02/13/2012 10:43 EST | Updated 04/14/2012 05:12 EDT

Oil rises above US$100 as Greece approves new austerity measures to secure bailout

NEW YORK, N.Y. - Oil prices rose Monday after Greece took a key step away from a default on its huge government debt that could hurt Europe's economy and cut demand for oil.

Crude prices also got a boost from renewed tensions about Iran's oil supplies after some shipping companies said they would stop loading Iranian crude on tankers because of pending U.S. and European sanctions against Iran.

Benchmark West Texas Intermediate crude oil rose $2.24, or 2.3 per cent, to finish at US$100.91 a barrel Monday in New York. Brent crude, which is used to price many international varieties of oil, rose 64 cents to end at US$117.30 a barrel in London.

Greek lawmakers over the weekend approved deep spending cuts needed for the country to get more bailout money and avoid default on its massive debt.

European leaders will meet Wednesday to discuss giving Greece more funds. Without a deal Greece faces a crippling bankruptcy that could affect the broader European economy. That in turn could slow demand for oil.

Investors were encouraged that Greece would get the bailout money it needs, but "it's not like there is absolute certainty that everything is solved," said Michael Lynch, president of Strategic Energy & Economic Research.

Meanwhile, several shipping companies have stopped taking on shipments of Iranian oil because of U.S. and European sanctions that will start taking effect in a few months. The U.S. and the EU want to deprive Iran of the oil income it needs to fund what they believe is a program to build nuclear weapons.

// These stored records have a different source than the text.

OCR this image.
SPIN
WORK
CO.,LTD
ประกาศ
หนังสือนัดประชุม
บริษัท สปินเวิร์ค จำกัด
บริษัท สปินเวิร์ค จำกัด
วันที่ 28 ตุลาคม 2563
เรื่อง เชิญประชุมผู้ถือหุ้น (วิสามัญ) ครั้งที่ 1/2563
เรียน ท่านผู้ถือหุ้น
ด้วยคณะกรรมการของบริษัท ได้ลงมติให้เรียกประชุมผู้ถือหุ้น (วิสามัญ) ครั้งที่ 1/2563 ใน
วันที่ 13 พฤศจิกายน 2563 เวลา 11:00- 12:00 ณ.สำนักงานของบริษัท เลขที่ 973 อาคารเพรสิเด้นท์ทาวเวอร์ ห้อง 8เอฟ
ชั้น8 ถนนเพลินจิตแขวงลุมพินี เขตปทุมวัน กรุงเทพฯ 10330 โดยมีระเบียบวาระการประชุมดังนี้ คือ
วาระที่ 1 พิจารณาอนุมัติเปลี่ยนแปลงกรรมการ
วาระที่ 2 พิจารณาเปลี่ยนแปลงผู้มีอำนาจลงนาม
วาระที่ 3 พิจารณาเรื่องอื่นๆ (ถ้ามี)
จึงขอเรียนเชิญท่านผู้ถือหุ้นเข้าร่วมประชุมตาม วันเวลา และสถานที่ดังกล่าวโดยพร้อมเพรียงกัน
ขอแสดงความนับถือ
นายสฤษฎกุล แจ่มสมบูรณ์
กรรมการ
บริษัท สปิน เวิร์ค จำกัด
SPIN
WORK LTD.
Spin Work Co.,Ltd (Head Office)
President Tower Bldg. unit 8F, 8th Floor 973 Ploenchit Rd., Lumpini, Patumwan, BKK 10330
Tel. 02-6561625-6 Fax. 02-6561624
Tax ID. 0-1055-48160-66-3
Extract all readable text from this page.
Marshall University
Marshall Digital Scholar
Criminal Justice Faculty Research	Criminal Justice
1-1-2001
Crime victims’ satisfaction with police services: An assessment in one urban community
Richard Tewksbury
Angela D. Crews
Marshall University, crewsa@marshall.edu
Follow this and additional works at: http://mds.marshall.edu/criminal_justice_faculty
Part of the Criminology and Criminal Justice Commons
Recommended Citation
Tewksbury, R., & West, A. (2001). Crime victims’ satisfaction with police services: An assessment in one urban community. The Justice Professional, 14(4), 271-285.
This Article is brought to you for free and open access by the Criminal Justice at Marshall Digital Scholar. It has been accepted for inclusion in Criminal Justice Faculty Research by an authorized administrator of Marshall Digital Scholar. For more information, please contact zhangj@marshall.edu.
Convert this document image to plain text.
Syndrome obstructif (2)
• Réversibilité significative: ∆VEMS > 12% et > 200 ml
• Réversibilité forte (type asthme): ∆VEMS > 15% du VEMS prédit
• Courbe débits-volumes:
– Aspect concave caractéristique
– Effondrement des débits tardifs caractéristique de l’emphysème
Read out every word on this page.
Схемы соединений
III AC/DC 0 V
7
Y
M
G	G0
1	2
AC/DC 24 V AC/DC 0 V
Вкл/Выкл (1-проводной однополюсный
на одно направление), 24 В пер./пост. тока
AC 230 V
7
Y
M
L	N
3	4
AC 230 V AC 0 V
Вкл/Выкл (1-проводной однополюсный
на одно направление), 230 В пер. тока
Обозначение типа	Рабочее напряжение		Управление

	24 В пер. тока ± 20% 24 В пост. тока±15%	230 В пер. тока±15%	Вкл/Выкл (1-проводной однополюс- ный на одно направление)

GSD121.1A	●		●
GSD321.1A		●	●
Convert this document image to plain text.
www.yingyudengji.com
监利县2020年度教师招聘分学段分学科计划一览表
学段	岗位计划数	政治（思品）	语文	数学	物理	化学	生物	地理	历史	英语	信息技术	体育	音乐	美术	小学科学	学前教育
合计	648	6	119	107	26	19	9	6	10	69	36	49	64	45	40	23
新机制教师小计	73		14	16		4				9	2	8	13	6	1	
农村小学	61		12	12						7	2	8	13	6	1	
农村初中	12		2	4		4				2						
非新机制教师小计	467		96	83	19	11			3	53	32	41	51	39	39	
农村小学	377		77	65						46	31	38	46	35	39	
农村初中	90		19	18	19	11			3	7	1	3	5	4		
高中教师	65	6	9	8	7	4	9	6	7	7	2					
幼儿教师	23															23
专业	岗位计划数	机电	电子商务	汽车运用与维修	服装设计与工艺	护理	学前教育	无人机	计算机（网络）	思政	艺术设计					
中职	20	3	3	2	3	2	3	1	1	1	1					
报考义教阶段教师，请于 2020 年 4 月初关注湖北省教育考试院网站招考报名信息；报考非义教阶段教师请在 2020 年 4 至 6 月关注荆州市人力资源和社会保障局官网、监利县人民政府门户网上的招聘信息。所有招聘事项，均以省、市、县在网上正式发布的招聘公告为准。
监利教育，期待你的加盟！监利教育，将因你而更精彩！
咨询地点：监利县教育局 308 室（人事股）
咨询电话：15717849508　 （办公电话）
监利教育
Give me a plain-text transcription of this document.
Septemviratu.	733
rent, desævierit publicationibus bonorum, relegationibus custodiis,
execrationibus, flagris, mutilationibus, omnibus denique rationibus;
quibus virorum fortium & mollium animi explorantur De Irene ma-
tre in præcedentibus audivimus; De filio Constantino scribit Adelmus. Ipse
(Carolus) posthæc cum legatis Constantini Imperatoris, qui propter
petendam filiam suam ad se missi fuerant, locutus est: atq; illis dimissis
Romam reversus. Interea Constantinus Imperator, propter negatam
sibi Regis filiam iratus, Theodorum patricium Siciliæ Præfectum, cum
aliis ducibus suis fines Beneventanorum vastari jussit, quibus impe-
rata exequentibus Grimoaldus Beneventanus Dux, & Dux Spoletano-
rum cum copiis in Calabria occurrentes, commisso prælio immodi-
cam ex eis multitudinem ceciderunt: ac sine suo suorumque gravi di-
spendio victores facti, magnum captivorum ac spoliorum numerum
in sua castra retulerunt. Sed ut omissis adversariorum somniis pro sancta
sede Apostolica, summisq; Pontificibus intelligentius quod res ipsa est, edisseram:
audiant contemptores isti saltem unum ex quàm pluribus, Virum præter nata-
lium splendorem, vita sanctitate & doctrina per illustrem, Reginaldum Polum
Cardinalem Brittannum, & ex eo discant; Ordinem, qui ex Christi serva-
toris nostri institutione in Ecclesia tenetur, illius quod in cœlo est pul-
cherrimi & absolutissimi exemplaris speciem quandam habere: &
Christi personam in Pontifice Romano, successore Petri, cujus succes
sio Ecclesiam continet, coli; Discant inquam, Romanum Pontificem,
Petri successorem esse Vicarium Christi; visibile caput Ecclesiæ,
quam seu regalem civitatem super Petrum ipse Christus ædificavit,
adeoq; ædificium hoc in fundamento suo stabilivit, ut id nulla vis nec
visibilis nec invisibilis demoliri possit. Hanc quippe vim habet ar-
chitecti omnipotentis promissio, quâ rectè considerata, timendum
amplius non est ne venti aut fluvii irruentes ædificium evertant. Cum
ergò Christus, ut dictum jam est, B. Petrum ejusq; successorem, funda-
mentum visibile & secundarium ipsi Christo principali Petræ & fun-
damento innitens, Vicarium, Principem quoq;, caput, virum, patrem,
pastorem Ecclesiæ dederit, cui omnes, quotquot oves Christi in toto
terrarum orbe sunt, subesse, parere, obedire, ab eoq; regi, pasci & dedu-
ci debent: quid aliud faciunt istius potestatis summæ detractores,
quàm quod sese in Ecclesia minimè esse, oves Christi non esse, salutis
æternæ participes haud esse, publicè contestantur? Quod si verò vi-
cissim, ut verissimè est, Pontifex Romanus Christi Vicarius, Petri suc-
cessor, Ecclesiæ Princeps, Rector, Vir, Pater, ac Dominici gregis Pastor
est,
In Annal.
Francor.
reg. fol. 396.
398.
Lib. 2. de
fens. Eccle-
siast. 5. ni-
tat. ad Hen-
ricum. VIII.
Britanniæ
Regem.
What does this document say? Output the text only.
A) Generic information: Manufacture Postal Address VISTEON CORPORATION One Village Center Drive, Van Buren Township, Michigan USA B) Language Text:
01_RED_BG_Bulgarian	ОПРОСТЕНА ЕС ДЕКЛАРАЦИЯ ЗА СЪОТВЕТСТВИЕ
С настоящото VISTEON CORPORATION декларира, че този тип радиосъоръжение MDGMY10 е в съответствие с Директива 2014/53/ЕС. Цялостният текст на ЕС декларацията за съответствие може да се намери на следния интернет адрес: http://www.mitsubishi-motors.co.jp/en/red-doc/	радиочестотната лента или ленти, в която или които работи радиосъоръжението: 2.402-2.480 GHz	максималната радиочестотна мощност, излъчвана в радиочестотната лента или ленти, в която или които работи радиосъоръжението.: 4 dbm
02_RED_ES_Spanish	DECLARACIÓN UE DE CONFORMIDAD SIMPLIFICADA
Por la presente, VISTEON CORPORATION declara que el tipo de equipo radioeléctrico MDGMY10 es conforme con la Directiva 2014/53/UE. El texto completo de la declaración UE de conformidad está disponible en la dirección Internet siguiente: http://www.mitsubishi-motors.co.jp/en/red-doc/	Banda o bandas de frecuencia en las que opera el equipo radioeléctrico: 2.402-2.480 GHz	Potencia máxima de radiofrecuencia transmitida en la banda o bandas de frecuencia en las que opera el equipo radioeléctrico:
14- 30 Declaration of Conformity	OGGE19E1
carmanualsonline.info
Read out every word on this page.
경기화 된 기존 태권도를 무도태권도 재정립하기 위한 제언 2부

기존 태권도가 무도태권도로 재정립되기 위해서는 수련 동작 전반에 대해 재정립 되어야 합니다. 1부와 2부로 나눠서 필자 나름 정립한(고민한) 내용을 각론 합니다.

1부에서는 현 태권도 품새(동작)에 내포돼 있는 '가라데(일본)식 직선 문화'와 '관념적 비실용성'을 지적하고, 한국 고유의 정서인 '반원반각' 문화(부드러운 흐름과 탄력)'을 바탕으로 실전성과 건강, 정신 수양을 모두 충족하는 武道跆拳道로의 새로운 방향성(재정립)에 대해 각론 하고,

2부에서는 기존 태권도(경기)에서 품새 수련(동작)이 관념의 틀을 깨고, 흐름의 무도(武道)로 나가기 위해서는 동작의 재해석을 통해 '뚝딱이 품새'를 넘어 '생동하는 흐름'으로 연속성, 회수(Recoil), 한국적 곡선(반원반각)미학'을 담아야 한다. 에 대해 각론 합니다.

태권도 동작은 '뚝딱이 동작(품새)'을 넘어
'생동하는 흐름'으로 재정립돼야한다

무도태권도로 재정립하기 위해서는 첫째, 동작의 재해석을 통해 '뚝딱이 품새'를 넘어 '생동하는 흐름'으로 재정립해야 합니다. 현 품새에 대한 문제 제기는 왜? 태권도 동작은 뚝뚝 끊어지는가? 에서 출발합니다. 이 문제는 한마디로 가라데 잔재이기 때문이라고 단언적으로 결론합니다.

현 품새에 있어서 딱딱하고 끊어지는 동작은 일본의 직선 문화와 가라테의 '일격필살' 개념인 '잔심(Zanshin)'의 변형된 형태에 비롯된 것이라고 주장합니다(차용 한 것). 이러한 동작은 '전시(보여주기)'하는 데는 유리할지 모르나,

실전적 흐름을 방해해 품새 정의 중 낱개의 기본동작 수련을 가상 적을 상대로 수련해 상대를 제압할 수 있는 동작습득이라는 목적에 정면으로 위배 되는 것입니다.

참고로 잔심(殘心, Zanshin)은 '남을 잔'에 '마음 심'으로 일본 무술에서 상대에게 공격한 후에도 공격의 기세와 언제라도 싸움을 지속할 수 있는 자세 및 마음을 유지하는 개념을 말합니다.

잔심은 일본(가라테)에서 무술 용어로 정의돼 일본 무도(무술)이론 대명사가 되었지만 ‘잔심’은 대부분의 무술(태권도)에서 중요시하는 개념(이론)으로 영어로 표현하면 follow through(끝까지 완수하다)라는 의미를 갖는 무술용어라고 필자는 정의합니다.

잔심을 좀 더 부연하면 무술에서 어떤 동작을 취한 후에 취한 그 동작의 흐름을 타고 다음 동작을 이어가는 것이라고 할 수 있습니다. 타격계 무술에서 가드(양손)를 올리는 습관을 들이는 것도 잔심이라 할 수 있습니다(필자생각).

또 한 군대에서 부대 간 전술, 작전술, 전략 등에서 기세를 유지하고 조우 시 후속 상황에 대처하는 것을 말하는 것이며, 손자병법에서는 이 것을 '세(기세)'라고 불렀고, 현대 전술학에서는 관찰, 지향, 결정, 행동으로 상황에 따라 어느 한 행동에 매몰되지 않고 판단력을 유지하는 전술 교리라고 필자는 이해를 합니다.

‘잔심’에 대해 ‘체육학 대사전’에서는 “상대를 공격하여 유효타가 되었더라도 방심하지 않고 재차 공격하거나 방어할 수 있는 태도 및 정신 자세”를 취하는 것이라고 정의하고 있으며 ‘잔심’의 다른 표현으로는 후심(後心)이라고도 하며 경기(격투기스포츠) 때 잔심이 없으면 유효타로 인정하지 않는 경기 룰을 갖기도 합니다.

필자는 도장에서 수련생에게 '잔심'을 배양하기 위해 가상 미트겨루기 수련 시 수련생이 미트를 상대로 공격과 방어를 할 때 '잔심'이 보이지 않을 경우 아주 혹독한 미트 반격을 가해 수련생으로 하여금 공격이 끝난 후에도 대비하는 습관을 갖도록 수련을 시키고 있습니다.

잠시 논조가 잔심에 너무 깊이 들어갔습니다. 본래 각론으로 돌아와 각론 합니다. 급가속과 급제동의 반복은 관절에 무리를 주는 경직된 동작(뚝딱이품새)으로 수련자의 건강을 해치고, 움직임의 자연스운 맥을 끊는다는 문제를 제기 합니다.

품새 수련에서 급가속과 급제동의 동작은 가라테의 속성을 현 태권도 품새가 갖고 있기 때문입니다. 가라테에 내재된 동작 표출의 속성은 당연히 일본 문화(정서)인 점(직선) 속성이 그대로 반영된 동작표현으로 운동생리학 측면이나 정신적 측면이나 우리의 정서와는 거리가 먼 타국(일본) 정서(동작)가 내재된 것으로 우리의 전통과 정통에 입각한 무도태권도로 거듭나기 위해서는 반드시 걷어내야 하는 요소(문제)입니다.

"The geopolitical risk premium may increase further this week given that several (oil tanker) operators are now purposely shunning Iran due to questions surrounding the validity of EU-based insurance in light of the sanctions," said analysts at JBC Energy in Vienna. The EU embargo on Iranian crude also halts insurance on ships with an EU link that would carry Iran's oil, effectively preventing them from hauling it.

JBC also estimated that Iran's oil production has fallen by more than 200,000 barrels a day since August due to the lack of maintenance and investment in Iran's oilfields. Iran exports three per cent of the world's daily supply of oil, including about 500,000 barrels to Europe.

Evercore Partners shipping analyst Jonathan Chappell said he doesn't believe the action by the shipping companies will have a significant impact on prices because Iran can sell more oil to India and China. "The Iranians do have their own fleet to move some of their oil and they also may just decide to store oil on ships if there is no end market," he said.

In other energy trading, heating oil fell two cents to finish at US$3.16 a U.S. gallon, gasoline futures rose four cents to end at US$3.01 a gallon and natural gas fell five cents to finish at US$2.43 per 1,000 cubic feet.